This situation is exacerbated by the current combination of a heavily inflationary tendency of more than 7%, the interruptions in supply chains, and the energy crisis with an explosion of 39.5% in prices in a year-on-year comparison. This is causing Germany as an industrialised nation challenges it has never before faced.

The challenges on the real estate markets are also numerous: high purchase prices until recently – with average prime yields of 2.61% for core office properties – and the similarly low yields with residential properties (ratio of rental income to purchase price) mean that the leeway for further appreciation in value is limited – and especially so as the de facto interest rates for loans are already between 2% and 3%.

At present we are also experiencing price declines and lower multiplicators as a result of the increase in interest rates. Insofar as it is possible to ride out such short-term dips in prices, an investment in German real estate can serve to retain value and safeguard a portfolio in the long term. This also corresponds to the image of the “safe haven” to a large extent. On the other hand, unexpected vacancies or additional expenses can soon mean that a badly planned investment can become a precarious one.
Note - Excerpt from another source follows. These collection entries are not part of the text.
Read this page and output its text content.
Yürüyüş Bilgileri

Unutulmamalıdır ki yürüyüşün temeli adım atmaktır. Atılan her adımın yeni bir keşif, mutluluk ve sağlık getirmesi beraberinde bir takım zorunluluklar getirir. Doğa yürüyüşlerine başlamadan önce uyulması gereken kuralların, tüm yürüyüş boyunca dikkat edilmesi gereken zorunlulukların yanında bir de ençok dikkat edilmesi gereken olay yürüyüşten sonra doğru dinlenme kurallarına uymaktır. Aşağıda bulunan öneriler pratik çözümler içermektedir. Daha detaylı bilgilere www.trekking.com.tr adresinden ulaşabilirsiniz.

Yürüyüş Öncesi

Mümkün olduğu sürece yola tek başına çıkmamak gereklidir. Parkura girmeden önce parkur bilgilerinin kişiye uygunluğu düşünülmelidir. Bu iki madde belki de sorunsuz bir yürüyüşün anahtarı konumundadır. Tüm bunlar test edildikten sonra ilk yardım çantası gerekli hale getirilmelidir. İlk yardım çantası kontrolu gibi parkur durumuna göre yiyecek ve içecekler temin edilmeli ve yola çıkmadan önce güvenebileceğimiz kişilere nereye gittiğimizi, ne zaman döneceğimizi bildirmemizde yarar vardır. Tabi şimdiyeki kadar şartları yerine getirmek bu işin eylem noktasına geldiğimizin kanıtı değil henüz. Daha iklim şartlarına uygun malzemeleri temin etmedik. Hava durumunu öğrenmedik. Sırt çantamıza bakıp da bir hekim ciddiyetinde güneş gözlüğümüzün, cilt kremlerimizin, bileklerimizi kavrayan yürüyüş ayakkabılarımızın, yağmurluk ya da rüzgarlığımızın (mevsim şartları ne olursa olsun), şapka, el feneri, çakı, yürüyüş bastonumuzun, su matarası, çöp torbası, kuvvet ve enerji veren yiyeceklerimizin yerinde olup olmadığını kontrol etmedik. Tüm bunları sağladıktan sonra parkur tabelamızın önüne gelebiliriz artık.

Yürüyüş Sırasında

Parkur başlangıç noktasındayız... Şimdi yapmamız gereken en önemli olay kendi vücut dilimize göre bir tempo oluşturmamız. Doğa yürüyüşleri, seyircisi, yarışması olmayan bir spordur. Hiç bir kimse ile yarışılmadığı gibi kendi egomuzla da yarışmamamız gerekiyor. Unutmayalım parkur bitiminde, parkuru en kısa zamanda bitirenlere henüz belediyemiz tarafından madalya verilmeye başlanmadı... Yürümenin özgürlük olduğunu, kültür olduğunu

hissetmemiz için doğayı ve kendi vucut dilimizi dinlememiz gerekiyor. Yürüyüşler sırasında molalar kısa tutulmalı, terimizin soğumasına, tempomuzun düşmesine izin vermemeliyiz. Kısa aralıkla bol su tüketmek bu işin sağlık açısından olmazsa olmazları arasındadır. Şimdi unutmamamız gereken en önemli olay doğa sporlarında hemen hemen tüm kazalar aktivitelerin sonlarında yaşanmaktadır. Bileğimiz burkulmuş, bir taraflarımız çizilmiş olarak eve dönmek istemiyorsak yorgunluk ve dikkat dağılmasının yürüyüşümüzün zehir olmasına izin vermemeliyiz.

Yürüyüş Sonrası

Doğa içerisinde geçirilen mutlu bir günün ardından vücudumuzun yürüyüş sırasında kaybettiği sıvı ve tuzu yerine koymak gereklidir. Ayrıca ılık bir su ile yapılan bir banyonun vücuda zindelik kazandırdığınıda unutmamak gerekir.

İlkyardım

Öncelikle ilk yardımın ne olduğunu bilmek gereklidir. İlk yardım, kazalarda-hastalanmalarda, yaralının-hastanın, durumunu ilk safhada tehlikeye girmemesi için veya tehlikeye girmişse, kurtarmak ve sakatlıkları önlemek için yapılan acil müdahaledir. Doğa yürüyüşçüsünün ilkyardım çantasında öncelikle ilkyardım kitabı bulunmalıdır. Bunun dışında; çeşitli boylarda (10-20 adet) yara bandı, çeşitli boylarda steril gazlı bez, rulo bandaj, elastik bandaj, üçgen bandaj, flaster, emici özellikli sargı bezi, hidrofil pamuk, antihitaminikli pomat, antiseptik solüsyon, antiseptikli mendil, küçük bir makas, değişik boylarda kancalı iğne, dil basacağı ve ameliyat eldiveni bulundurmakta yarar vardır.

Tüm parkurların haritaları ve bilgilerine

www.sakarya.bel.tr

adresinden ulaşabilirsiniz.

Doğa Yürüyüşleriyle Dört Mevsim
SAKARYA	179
There are also signs that point to a positive development in value, however. Firstly, office vacancies in the top 7 German cities are extremely low (4.5% at the end of 2021) compared with the averages in the corresponding European locations (7.2%), in the United Kingdom (6.8%), and above all in the USA (12.3%). Secondly, the prime rents in the office segment are still relatively low in an international comparison at 42.50 euros per square metre and month even in the “most expensive” office cities Frankfurt am Main and Munich – so even in the worst-case scenario of a recession and an increase in insolvencies the “downfall” would be significantly less dramatic than in cities such as Paris and Madrid.

Likewise, when it comes to modern apartments and logistics properties, there is, on the whole, considerable surplus demand, at least on the part of tenants. In the residential segment, the current wave of refugees with as many as 100,000 evacuees is now ensuring an enormous surge in demand in cities such as Berlin with major Ukrainian- and Russian-speaking communities.

In the commercial real estate segment, in contrast, it is above all “green” real estate, which is certified as being sustainable therefore, that is in short supply. As more and more companies intend to achieve CO2 neutrality in line with the climate targets laid down in the Paris Accords and as the areas utilised play a very important role in this respect, it may be assumed that demand will remain high in this sub-market – especially so as real estate which meets high ESG standards continues to be quite rare.

Only “green” properties

The same is true for investors such as fund managers, who due to the EU taxonomy and similar regulations can now only buy “green” properties for some fund products. Real estate which does not meet these criteria and which cannot be retrofitted, in contrast, will become usable for fewer and fewer companies and subsequently see its value decline in the medium term. Moreover, institutional investors primarily earn their income on the capital markets. The current bear market can mean, therefore, that less funding is available and that correspondingly less capital can be invested in real estate.

In the long term Germany remains a competitive location with a combination of relatively low government debt measured in terms of gross domestic product, excellently trained skilled personnel and a heavily decentralised economy dominated by SMEs. Accordingly, the signs are positive that both the economy and the real estate markets will prove themselves to be robust.

Furthermore, the perception that German investors rank among the most defensive in the world – and that the proportion of national buyers on the German transaction markets remains high – will ensure a sense of security among international investors. In other words: the image of the “safe investment haven” with a convincing risk/return ratio can also still be appropriate – albeit no longer at every location, in every asset class and with every tenant profile. And above all: only with a fair market price.

The wind is turning

In the short term, however, all the signs increasingly point to the wind on the markets turning and that we are moving into a buyer’s market. This will lead to new challenges, and also opportunities, for both sides. For buyers awash in equity capital, who are only dependent on loans to a limited extent and accordingly can invest despite the shift in interest rates, it will presumably be easier to find a promising product.

For sellers, in contrast, the greatest-possible deal security is now all the more important. As a consequence of the first decline in prices which has now been observed in a number of segments, it is all the more relevant that a planned transaction also comes to fruition. In this respect the seller has to be fully familiar with the market – and know who is a reliable trading partner even in a challenging environment and with higher interest rates.